O mesmo ocorre com rubricas que podem ser abatidas por pessoas jurídicas da base do IRPJ e da CSLL, como os Juros Sobre Capital Próprio. Um uso amplo desse instituto também poderia aproximar as companhias do mínimo requerido pela legislação.
Para tentar resolver a questão da Sudam, Sudene e benefícios similares, a MP prevê, em seu artigo 36, que a partir de 2026 o Executivo poderá transformar os incentivos em um “crédito financeiro classificável como um Crédito de Tributo Reembolsável Qualificado”. Neste caso, valores relacionados ao benefício teriam um impacto menos relevante no cálculo do eventual adicional de CSLL a ser pago pelas empresas.
“É uma oportunidade de o governo fazer com que o benefício para o contribuinte seja mantido, mas de uma outra forma”, afirma Belisa Ferreira Liotti, pesquisadora e doutoranda na WU – Universidade de Viena de Economia e Negócios.
Durante a coletiva de empresa nesta sexta, o secretário especial da Receita Federal, Robinson Barreirinhas, destacou que o tratamento às subvenções de investimento dado pela Lei 14.789/23 se encaixa nessa regra. Ou seja, empresas que tributam esses incentivos conforme estabelecido pela norma não serão prejudicadas no cálculo dos 15% previsto na MP.

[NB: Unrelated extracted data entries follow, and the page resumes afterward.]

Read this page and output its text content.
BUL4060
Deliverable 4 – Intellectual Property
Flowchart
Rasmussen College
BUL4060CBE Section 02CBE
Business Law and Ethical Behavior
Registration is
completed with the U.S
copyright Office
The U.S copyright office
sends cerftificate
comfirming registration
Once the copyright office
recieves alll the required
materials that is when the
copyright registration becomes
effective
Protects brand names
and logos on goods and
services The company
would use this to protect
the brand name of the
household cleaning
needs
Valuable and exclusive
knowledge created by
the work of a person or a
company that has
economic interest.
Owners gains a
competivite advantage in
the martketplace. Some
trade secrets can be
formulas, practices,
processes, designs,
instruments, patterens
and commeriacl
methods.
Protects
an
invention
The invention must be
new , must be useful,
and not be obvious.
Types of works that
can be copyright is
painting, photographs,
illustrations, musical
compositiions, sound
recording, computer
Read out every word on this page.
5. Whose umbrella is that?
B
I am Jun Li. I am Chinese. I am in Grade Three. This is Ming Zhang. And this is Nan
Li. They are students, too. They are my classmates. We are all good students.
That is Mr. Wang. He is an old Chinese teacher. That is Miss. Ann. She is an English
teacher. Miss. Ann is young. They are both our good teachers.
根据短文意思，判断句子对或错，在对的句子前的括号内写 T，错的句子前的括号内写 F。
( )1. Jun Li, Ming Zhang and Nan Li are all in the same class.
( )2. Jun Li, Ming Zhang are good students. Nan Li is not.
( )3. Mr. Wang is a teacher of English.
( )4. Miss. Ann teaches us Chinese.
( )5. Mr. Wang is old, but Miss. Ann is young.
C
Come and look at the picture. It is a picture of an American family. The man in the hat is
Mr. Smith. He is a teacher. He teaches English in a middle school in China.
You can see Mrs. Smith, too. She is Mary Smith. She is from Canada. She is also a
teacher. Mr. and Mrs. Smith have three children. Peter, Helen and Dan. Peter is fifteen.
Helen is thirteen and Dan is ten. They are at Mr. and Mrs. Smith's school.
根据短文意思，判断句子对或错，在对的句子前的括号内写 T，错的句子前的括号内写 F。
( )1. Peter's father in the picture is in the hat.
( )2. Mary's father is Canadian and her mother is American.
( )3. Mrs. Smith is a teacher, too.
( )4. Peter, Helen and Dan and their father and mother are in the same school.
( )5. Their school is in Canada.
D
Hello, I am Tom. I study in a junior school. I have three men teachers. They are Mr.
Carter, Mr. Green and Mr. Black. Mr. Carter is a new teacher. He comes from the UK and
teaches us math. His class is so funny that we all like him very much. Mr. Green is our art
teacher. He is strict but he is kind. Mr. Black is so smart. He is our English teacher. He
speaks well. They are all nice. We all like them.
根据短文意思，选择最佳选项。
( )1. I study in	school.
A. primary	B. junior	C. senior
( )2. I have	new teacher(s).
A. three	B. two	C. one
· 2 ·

Ainda, Barreirinhas destacou que a MP 1.262 prevê um tratamento diferenciado nos casos de investimentos que importem em aumento de pessoal das empresas ou na ampliação da estrutura, com a compra de maquinário. Nestes casos, um percentual da folha de salários e dos ativos tangíveis da pessoa jurídica poderá ser aproveitado para reduzir a base do adicional a ser pago.

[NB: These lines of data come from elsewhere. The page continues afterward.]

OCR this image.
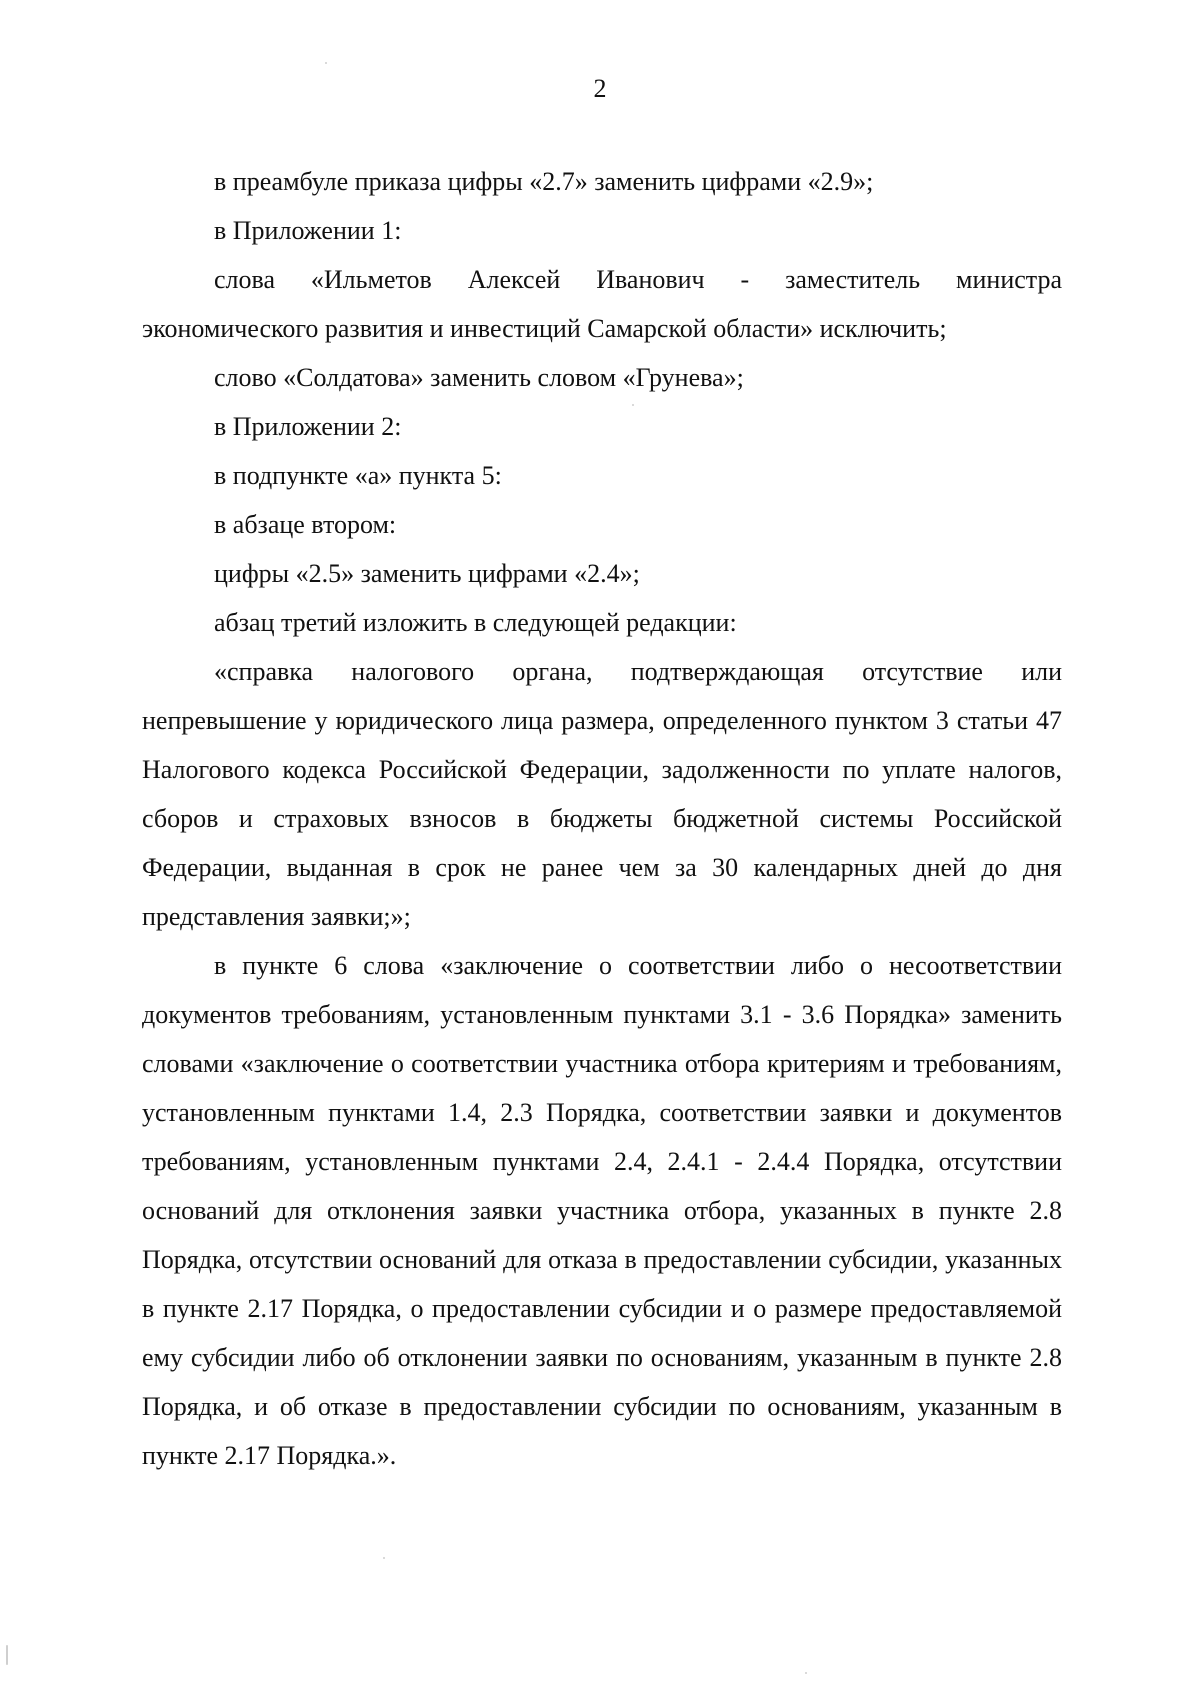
2

в преамбуле приказа цифры «2.7» заменить цифрами «2.9»;

в Приложении 1:

слова «Ильметов Алексей Иванович - заместитель министра экономического развития и инвестиций Самарской области» исключить;

слово «Солдатова» заменить словом «Грунева»;

в Приложении 2:

в подпункте «а» пункта 5:

в абзаце втором:

цифры «2.5» заменить цифрами «2.4»;

абзац третий изложить в следующей редакции:

«справка налогового органа, подтверждающая отсутствие или непревышение у юридического лица размера, определенного пунктом 3 статьи 47 Налогового кодекса Российской Федерации, задолженности по уплате налогов, сборов и страховых взносов в бюджеты бюджетной системы Российской Федерации, выданная в срок не ранее чем за 30 календарных дней до дня представления заявки;»;

в пункте 6 слова «заключение о соответствии либо о несоответствии документов требованиям, установленным пунктами 3.1 - 3.6 Порядка» заменить словами «заключение о соответствии участника отбора критериям и требованиям, установленным пунктами 1.4, 2.3 Порядка, соответствии заявки и документов требованиям, установленным пунктами 2.4, 2.4.1 - 2.4.4 Порядка, отсутствии оснований для отклонения заявки участника отбора, указанных в пункте 2.8 Порядка, отсутствии оснований для отказа в предоставлении субсидии, указанных в пункте 2.17 Порядка, о предоставлении субсидии и о размере предоставляемой ему субсидии либо об отклонении заявки по основаниям, указанным в пункте 2.8 Порядка, и об отказе в предоставлении субсидии по основаниям, указанным в пункте 2.17 Порядка.».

“Há uma redução, em favor da empresa, nos casos de empresas que estão no Brasil e realizam grandes investimentos. Há um fator de redução relacionado à folha de pagamentos e aos ativos tangíveis aqui no Brasil. Se uma empresa está no Brasil e eventualmente tem uma tributação abaixo de 15%, mas fez grandes investimentos ou tem uma folha de pagamento muito grande, é possível que ela não seja atingida por essa medida”, afirmou o secretário.
JCP
Outro tema que preocupava as empresas estava relacionado aos Juros Sobre Capital Próprio. Sobre o tema, porém, a MP 1.262 e a Instrução Normativa 2.228, que regulamenta a medida e está em consulta pública, preveem uma espécie de equiparação do instituto aos dividendos, o que fará com que o Imposto de Renda Retido na Fonte seja utilizado no cálculo da alíquota efetivamente paga pelas companhias.
Como o JCP é um instituto muito brasileiro, porém, especialistas têm dúvidas se a previsão será aceita internacionalmente. Caso outros países reconheçam os Juros Sobre Capital Próprio como redutores do total de tributos pagos, eles poderão, em última instância, exigir o diferencial de alíquotas em suas próprias jurisdições.

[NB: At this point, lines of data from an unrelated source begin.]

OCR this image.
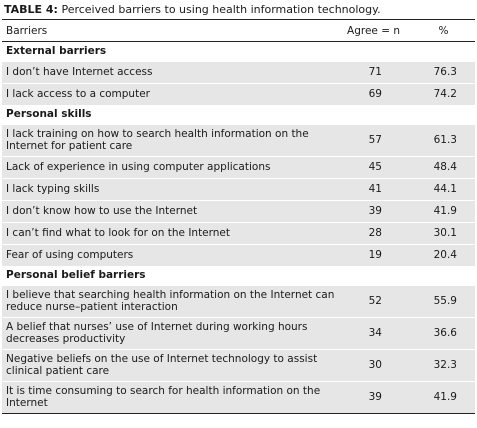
TABLE 4: Perceived barriers to using health information technology.
Barriers	Agree = n	%
External barriers		
I don’t have Internet access	71	76.3
I lack access to a computer	69	74.2
Personal skills		
I lack training on how to search health information on the Internet for patient care	57	61.3
Lack of experience in using computer applications	45	48.4
I lack typing skills	41	44.1
I don’t know how to use the Internet	39	41.9
I can’t find what to look for on the Internet	28	30.1
Fear of using computers	19	20.4
Personal belief barriers		
I believe that searching health information on the Internet can reduce nurse–patient interaction	52	55.9
A belief that nurses’ use of Internet during working hours decreases productivity	34	36.6
Negative beliefs on the use of Internet technology to assist clinical patient care	30	32.3
It is time consuming to search for health information on the Internet	39	41.9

Outros tributaristas, entretanto, acreditam que as regras da OCDE permitem flexibilizações como as feitas em relação ao JCP. “As regras modelo GloBE foram desenhadas de modo aberto, para poder se adequar à realidade de cada país”, diz o advogado Victor Polizelli, professor do IBDT e sócio do KLA Advogados.
Lucro presumido
Apesar dos pontos supostamente resolvidos sobre Sudam, Sudene e JCP, especialistas apontam que empresas que se enquadram nas regras da MP e estão no lucro presumido podem se aproximar perigosamente dos 15%. Apesar de o lucro presumido abarcar empresas com rendimento inferior a R$ 78 milhões ao ano, podem ser abrangidas pela nova regra, por exemplo, companhias pertencentes a grandes grupos empresariais internacionais, mas com pessoas jurídicas pequenas no Brasil.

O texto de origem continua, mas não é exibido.